After an explosive breakout in 2019, the New York Mets’ — I guess we’ll call him a third baseman? — J.D. Davis experienced a noticeable slowdown in production last season.

Without much of a glove to speak of, an elite batted-ball profile as his calling card, and the final decision on the National League’s potential use of the designated hitter again in 2021 still being deliberated (*cough* held as ransom; hey, who said that?), Davis finds himself in a precarious position heading into 2021.

Between Brandon Nimmo and Dominic Smith, left field will be covered. Jeff McNeil could be playing second base in Robinson Cano‘s absence, with the ability to shift over left field (+1 OAA in LF last season) or third base. What is less known is where all of that leaves Davis.

What we do know is that J.D. Davis is gonna have to earn his plate appearances this season.

In his first season in Flushing, the 27-year-old hit .307/.369/.527, with 22 home runs and 22 doubles (136 wRC+, 2.4 fWAR, 453 plate appearances). But, as it tends to do, the tide turned.
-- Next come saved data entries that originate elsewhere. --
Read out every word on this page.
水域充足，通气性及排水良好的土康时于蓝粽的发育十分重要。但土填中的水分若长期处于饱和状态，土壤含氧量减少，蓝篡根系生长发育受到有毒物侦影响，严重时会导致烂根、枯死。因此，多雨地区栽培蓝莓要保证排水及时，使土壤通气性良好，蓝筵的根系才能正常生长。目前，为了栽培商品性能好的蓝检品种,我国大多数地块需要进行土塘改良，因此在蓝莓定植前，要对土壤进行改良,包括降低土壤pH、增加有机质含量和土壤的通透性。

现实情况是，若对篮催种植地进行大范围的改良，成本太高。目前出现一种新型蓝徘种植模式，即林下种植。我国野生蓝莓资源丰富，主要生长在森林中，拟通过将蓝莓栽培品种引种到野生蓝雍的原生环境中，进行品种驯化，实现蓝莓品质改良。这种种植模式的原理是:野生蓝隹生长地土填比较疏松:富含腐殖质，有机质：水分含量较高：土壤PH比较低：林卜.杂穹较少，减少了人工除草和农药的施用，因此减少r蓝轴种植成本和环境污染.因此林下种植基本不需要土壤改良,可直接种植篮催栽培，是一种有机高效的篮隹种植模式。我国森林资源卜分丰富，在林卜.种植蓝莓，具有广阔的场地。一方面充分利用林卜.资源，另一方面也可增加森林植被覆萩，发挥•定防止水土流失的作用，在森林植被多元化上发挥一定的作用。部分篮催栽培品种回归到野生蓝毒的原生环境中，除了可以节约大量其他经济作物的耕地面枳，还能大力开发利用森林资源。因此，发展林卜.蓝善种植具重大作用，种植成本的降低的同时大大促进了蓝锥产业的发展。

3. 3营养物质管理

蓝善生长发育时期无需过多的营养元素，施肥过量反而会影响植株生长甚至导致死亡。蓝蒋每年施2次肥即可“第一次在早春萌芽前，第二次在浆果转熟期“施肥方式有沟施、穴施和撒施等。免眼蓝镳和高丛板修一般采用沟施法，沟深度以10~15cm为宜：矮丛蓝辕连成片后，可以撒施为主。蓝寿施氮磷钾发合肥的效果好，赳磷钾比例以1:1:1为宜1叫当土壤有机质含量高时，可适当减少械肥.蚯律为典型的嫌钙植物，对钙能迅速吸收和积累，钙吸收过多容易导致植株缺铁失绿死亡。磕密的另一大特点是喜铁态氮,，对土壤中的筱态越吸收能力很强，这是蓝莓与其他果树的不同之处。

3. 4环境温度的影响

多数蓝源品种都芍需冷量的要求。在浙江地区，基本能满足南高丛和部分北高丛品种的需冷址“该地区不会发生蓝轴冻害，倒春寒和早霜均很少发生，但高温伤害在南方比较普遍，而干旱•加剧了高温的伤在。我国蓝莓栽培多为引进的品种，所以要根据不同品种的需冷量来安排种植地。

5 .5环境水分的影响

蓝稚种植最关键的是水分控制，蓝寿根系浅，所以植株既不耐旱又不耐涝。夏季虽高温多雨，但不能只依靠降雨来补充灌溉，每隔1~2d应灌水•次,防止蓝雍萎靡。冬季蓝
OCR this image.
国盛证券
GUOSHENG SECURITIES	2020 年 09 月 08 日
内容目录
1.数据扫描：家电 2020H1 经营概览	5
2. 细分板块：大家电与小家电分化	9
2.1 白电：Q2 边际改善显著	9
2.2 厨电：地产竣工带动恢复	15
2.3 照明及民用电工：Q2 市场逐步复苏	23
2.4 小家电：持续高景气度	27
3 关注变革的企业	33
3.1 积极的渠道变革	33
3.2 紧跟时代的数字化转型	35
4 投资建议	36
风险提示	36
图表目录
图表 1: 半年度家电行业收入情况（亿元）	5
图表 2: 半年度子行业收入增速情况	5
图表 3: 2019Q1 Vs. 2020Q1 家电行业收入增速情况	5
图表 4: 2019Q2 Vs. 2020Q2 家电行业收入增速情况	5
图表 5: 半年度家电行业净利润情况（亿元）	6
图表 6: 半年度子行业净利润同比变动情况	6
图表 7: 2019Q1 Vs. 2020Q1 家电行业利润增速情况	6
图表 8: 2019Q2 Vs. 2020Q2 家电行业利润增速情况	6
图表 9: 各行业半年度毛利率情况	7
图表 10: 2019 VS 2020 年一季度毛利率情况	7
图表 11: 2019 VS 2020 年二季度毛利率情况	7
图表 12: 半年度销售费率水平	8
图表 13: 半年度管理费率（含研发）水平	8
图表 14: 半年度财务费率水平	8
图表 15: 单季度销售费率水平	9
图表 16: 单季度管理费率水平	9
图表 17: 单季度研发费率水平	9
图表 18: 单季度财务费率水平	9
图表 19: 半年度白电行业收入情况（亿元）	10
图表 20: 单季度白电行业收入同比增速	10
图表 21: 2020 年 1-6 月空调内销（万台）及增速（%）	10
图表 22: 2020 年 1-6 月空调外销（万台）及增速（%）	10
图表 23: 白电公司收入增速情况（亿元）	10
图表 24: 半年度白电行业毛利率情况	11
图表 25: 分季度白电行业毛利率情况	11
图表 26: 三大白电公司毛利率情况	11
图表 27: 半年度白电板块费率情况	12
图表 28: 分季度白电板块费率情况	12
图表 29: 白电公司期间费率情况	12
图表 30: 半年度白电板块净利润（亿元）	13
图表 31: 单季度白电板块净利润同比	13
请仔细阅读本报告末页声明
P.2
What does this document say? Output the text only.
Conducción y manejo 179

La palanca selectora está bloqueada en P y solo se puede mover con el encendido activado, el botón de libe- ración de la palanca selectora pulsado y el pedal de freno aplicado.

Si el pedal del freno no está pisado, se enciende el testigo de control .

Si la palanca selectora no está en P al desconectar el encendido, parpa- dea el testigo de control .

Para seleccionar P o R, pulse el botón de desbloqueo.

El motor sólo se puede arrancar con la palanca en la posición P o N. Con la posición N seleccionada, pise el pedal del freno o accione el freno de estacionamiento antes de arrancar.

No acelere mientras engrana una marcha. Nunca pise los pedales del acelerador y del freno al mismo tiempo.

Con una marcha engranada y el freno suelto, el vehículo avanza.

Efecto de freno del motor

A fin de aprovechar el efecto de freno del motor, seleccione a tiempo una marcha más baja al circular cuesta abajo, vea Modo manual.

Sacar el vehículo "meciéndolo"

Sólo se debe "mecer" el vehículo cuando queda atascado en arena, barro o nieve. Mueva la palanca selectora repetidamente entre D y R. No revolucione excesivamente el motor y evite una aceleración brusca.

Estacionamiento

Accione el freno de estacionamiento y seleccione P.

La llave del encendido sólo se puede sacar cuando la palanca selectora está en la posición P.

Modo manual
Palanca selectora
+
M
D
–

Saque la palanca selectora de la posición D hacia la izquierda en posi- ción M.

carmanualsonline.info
Over 56 games in a COVID-shortened 2020 (229 PA), Davis hit .247/.371/.389 with six homers, 117 wRC+, and a 24.5% strikeout rate (up from 21.4 percent in 2019). His on-base percentage was still promising, but the season was generally a letdown.

Sure, Davis’ 2019 .355 BABIP may have been an untenable measuring stick, but his 90th percentile marks in both hard-hit rate (47.9 percent) and average exit velocity (91.5 MPH), as well as his pristine expected metrics (.317 xBA, top-one percent in MLB;.560 xSLG, top-eight percent), were no mirage.

Plus, they provided a viable hypothesis for Davis’ successes: the harder the contact, the better the chances of getting a hit — that’s just science. And Davis absolutely creams pitches, as noted above.

While Davis is still mashing to an extent — his 90.1 MPH average exit velocity and 45.2% hard-hit rate last season were both above 2020 MLB averages (88.3 MPH, 34.9% hard-hit) — and taking into account that, at the end of the day, this downturn was only a 60-game stretch, there’s still a lot to be encouraged about.

Davis’ glove leaves quite a bit to be desired, to say the least (-2 outs above average in left field last season; -3 OAA at third base), hence his no-man’s-land designation in the field. And herein lies the problem moving forward.

His offensive potential will continue to garner at-bats but at what point will his deficiencies in the field — or another, more complete player’s emergence, for example (hey, Andres Gimenez; oh, hello Luis Guillorme) — leave Davis as the odd-man-out?

The DH would help his situation — clearly — but that can’t be counted on at this point in the process. A healthy, productive Davis is a plus for this team, anyway you slice it. Whether he’s a bench cog or a starter, he can be a game-changer.

Come spring training, if Davis wants to re-entrench himself into the Mets’ everyday lineup, he’ll need to find his groove quickly and rediscover the form that got him here in the first place.